Operations begin at Severnside energy recovery centre – marking an end to landfill for West London’s waste
The project, delivered in partnership with Aberdeen Asset Management and the ITOCHU Corporation, is part of the 25-year contract to recover energy from West London’s residual waste.
The plant, which has a consented capacity of 400,000 tonnes a year, will treat residual waste produced by residents in the London Boroughs of Brent, Ealing, Harrow, Hillingdon, Hounslow and Richmond-upon-Thames, and will export around 34 megawatts, or enough electricity to power the equivalent of 50,000 homes.
Together with measures to support recycling in the individual boroughs, the facility will enable the West London Waste Authority to divert 96 per cent of residents’ waste from landfill.
Since the partnership began formally in November 2013, around £244 million has been invested in new infrastructure including the new energy-from-waste facility at Severnside, a new mainline rail connection and sidings, electrical grid connection and incinerator bottom ash processing facility. The project also included the modernisation and refurbishment of two existing rail-linked waste transfer stations in west London, with new food, green and bulky waste handling facilities.
Residual waste will be transported to the Severnside energy recovery centre by rail from the two transfer stations, located at Transport Avenue in Brentford and Victoria Road in Ruislip.
Councillor Bassam Mahfouz, Chair of West London Waste Authority, said:
“In just three years following our award winning procurement SUEZ has quickly and efficiently delivered the Severnside energy recovery centre. Our partnership will deliver our ambitions of diverting almost all of our waste from landfill, continue to encourage increased recycling at local borough level, and achieve savings for West London whilst creating a new, valuable energy source. We and the boroughs of Brent, Ealing, Harrow, Hillingdon, Hounslow and Richmond-upon-Thames will continue pushing on towards our ambitious target of 50% recycling by 2020 knowing that 96% of residual waste is being used to create renewable energy.”

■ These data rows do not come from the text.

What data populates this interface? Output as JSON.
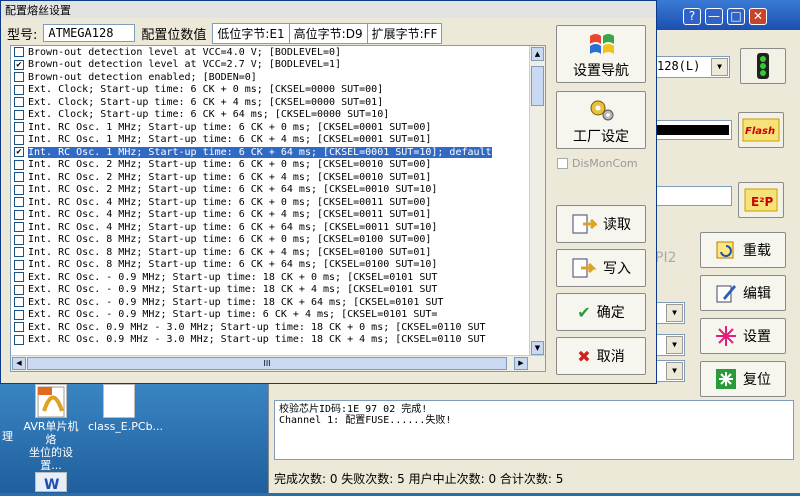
{
  "dialog": {
    "title": "配置熔丝设置",
    "model_label": "型号:",
    "model_value": "ATMEGA128",
    "config_label": "配置位数值",
    "low_byte": "低位字节:E1",
    "high_byte": "高位字节:D9",
    "ext_byte": "扩展字节:FF",
    "fuse_rows": [
      {
        "text": "Brown-out detection level at VCC=4.0 V; [BODLEVEL=0]",
        "checked": false,
        "selected": false
      },
      {
        "text": "Brown-out detection level at VCC=2.7 V; [BODLEVEL=1]",
        "checked": true,
        "selected": false
      },
      {
        "text": "Brown-out detection enabled; [BODEN=0]",
        "checked": false,
        "selected": false
      },
      {
        "text": "Ext. Clock; Start-up time: 6 CK + 0 ms; [CKSEL=0000 SUT=00]",
        "checked": false,
        "selected": false
      },
      {
        "text": "Ext. Clock; Start-up time: 6 CK + 4 ms; [CKSEL=0000 SUT=01]",
        "checked": false,
        "selected": false
      },
      {
        "text": "Ext. Clock; Start-up time: 6 CK + 64 ms; [CKSEL=0000 SUT=10]",
        "checked": false,
        "selected": false
      },
      {
        "text": "Int. RC Osc. 1 MHz; Start-up time: 6 CK + 0 ms; [CKSEL=0001 SUT=00]",
        "checked": false,
        "selected": false
      },
      {
        "text": "Int. RC Osc. 1 MHz; Start-up time: 6 CK + 4 ms; [CKSEL=0001 SUT=01]",
        "checked": false,
        "selected": false
      },
      {
        "text": "Int. RC Osc. 1 MHz; Start-up time: 6 CK + 64 ms; [CKSEL=0001 SUT=10]; default",
        "checked": true,
        "selected": true
      },
      {
        "text": "Int. RC Osc. 2 MHz; Start-up time: 6 CK + 0 ms; [CKSEL=0010 SUT=00]",
        "checked": false,
        "selected": false
      },
      {
        "text": "Int. RC Osc. 2 MHz; Start-up time: 6 CK + 4 ms; [CKSEL=0010 SUT=01]",
        "checked": false,
        "selected": false
      },
      {
        "text": "Int. RC Osc. 2 MHz; Start-up time: 6 CK + 64 ms; [CKSEL=0010 SUT=10]",
        "checked": false,
        "selected": false
      },
      {
        "text": "Int. RC Osc. 4 MHz; Start-up time: 6 CK + 0 ms; [CKSEL=0011 SUT=00]",
        "checked": false,
        "selected": false
      },
      {
        "text": "Int. RC Osc. 4 MHz; Start-up time: 6 CK + 4 ms; [CKSEL=0011 SUT=01]",
        "checked": false,
        "selected": false
      },
      {
        "text": "Int. RC Osc. 4 MHz; Start-up time: 6 CK + 64 ms; [CKSEL=0011 SUT=10]",
        "checked": false,
        "selected": false
      },
      {
        "text": "Int. RC Osc. 8 MHz; Start-up time: 6 CK + 0 ms; [CKSEL=0100 SUT=00]",
        "checked": false,
        "selected": false
      },
      {
        "text": "Int. RC Osc. 8 MHz; Start-up time: 6 CK + 4 ms; [CKSEL=0100 SUT=01]",
        "checked": false,
        "selected": false
      },
      {
        "text": "Int. RC Osc. 8 MHz; Start-up time: 6 CK + 64 ms; [CKSEL=0100 SUT=10]",
        "checked": false,
        "selected": false
      },
      {
        "text": "Ext. RC Osc.         - 0.9 MHz; Start-up time: 18 CK + 0 ms; [CKSEL=0101 SUT",
        "checked": false,
        "selected": false
      },
      {
        "text": "Ext. RC Osc.         - 0.9 MHz; Start-up time: 18 CK + 4 ms; [CKSEL=0101 SUT",
        "checked": false,
        "selected": false
      },
      {
        "text": "Ext. RC Osc.         - 0.9 MHz; Start-up time: 18 CK + 64 ms; [CKSEL=0101 SUT",
        "checked": false,
        "selected": false
      },
      {
        "text": "Ext. RC Osc.         - 0.9 MHz; Start-up time: 6 CK + 4 ms; [CKSEL=0101 SUT=",
        "checked": false,
        "selected": false
      },
      {
        "text": "Ext. RC Osc. 0.9 MHz - 3.0 MHz; Start-up time: 18 CK + 0 ms; [CKSEL=0110 SUT",
        "checked": false,
        "selected": false
      },
      {
        "text": "Ext. RC Osc. 0.9 MHz - 3.0 MHz; Start-up time: 18 CK + 4 ms; [CKSEL=0110 SUT",
        "checked": false,
        "selected": false
      }
    ],
    "hscroll_grip": "III",
    "buttons": {
      "wizard": "设置导航",
      "factory": "工厂设定",
      "dismoncom": "DisMonCom",
      "read": "读取",
      "write": "写入",
      "ok": "确定",
      "cancel": "取消"
    }
  },
  "main": {
    "device_combo": "128(L)",
    "flash_label": "Flash",
    "eeprom_label": "E²P",
    "spi_label": "PI2",
    "side_buttons": {
      "reload": "重载",
      "edit": "编辑",
      "settings": "设置",
      "reset": "复位"
    },
    "log_lines": [
      "校验芯片ID码:1E 97 02 完成!",
      "Channel 1: 配置FUSE......失败!"
    ],
    "stats": "完成次数: 0  失败次数: 5  用户中止次数: 0  合计次数: 5",
    "window_buttons": {
      "help": "?",
      "min": "—",
      "max": "□",
      "close": "✕"
    }
  },
  "desktop": {
    "icons": [
      {
        "label": "AVR单片机烙\n坐位的设置..."
      },
      {
        "label": "class_E.PCb..."
      }
    ],
    "left_text": "理"
  }
}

David Palmer-Jones, Chief Executive Officer of SUEZ recycling and recovery UK, said:
“We’re delighted to round off 2016 on a high note by beginning operations at SERC on schedule, exactly three years after we broke ground at Severnside. The Severnside energy recovery centre allows us to make best use of West London residents’ residual waste by turning it into sustainable energy and we very much look forward to serving West London’s residents for years to come.”